I have a pandas dataframe like below:
pd.DataFrame({'col1': ['A', 'C'],
'col2': ['A', 'B'],
'col3': ['B', 'B'],
'col4': ['A', 'C'],
'col5': ['C', 'F'],
'col6': ['D', 'D'],
'col7': ['E', 'G'],
'col8': ['E', 'H'] })
col1 col2 col3 col4 col5 col6 col7 col8
A A B A C D E E
C B B C F D G H
I need to generate another dataframe where each row is the first three unique values of each row from previous dataframe.
so this is what I need.
fea1 fea2 fea3
A B C
C B F
I spent hours and was not able to find a solution. Does anyone know how to achieve that. Thanks a lot in advance.

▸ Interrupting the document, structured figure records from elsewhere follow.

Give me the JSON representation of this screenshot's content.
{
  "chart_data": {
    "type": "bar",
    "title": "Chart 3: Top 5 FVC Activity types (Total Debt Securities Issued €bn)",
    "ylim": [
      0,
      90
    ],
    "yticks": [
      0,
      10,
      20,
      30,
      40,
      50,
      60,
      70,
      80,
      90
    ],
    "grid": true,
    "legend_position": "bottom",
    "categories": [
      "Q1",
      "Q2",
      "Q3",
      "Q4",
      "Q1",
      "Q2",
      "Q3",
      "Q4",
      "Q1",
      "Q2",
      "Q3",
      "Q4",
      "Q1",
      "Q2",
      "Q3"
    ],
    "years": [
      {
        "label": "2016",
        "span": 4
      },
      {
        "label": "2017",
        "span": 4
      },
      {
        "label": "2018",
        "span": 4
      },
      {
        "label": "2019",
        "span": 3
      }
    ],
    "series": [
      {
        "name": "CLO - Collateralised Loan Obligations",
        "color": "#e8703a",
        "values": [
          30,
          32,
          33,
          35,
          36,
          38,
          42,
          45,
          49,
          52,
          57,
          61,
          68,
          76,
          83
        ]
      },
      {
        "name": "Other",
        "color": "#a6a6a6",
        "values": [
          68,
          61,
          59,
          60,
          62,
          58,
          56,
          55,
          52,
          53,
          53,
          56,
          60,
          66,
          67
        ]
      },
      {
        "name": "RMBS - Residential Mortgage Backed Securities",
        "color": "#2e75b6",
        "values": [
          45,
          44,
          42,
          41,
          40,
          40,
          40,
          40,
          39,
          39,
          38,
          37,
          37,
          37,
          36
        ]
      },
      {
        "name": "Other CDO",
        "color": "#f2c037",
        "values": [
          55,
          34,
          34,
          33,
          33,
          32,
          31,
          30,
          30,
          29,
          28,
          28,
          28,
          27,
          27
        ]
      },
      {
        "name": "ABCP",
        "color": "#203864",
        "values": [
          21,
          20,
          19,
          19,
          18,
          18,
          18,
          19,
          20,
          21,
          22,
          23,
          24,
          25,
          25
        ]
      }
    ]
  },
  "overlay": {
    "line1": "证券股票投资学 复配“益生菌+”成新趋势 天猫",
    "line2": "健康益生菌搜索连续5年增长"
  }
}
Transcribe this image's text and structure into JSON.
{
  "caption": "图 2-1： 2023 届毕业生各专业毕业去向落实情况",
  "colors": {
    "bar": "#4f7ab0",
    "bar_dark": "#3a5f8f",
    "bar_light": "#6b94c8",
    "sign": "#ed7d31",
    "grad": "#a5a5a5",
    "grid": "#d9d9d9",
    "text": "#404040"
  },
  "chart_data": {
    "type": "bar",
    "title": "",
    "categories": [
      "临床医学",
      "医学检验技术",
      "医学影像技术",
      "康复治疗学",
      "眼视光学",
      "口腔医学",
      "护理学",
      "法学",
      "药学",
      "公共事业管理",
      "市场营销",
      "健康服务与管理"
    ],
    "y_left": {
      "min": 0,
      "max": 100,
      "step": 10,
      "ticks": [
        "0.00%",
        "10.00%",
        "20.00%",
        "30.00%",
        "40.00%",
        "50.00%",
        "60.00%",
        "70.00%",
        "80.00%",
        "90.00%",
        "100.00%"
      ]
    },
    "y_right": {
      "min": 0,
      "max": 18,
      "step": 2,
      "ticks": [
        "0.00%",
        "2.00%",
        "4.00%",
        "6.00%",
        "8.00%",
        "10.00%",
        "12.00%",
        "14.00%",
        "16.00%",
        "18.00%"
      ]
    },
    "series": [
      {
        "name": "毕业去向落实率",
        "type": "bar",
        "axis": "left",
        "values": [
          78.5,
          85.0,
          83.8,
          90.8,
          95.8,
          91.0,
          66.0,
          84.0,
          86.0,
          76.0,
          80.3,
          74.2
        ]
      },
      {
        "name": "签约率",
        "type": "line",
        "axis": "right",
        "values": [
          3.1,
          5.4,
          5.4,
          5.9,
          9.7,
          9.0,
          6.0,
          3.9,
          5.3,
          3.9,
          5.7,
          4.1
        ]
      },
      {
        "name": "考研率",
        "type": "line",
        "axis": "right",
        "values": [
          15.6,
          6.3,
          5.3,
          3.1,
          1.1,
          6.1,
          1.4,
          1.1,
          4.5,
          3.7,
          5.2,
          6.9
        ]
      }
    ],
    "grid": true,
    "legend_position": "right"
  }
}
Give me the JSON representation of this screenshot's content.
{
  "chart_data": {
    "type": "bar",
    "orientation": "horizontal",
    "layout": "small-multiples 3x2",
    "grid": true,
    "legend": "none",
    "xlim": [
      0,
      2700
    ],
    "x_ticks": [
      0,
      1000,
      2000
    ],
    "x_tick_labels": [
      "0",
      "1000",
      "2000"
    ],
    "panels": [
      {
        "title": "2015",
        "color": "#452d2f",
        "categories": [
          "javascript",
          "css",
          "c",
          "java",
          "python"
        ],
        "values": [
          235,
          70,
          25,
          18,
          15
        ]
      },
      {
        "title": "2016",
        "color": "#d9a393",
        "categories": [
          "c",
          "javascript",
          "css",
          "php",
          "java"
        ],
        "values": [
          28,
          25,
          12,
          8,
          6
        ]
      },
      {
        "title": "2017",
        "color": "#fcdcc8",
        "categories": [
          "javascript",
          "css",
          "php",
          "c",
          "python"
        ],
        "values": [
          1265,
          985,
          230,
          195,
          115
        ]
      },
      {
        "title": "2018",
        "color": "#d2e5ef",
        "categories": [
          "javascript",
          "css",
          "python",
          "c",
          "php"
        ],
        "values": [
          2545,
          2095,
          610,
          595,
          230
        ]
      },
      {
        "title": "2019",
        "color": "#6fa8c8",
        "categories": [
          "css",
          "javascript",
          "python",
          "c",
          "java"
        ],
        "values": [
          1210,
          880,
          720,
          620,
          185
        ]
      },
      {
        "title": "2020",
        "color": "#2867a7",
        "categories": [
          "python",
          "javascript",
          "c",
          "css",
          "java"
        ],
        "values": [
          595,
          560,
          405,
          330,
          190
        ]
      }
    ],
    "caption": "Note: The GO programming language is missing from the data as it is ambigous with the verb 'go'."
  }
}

CodePudding user response:
In your case do unique
df = df.apply(lambda x : pd.Series(x.unique()[:3]),axis=1)
Out[96]:
0 1 2
0 A B C
1 C B F
CodePudding user response:
From a long testing queue
pd.DataFrame(df.agg(lambda x: x.unique()[:3], axis=1).to_list(), columns=['fea1' ,'fea2' , 'fea3'])
fea1 fea2 fea3
0 A B C
1 C B F
CodePudding user response:
Another option is to drop_duplicates
(works only if every row has at least 3 unique values):
out = df.apply(lambda x: x.drop_duplicates().to_numpy()[:3], axis=1, result_type='expand')
For general case:
out = pd.DataFrame(df.apply(lambda x: x.drop_duplicates().to_numpy()[:3], axis=1).tolist())
Output:
0 1 2
0 A B C
1 C B F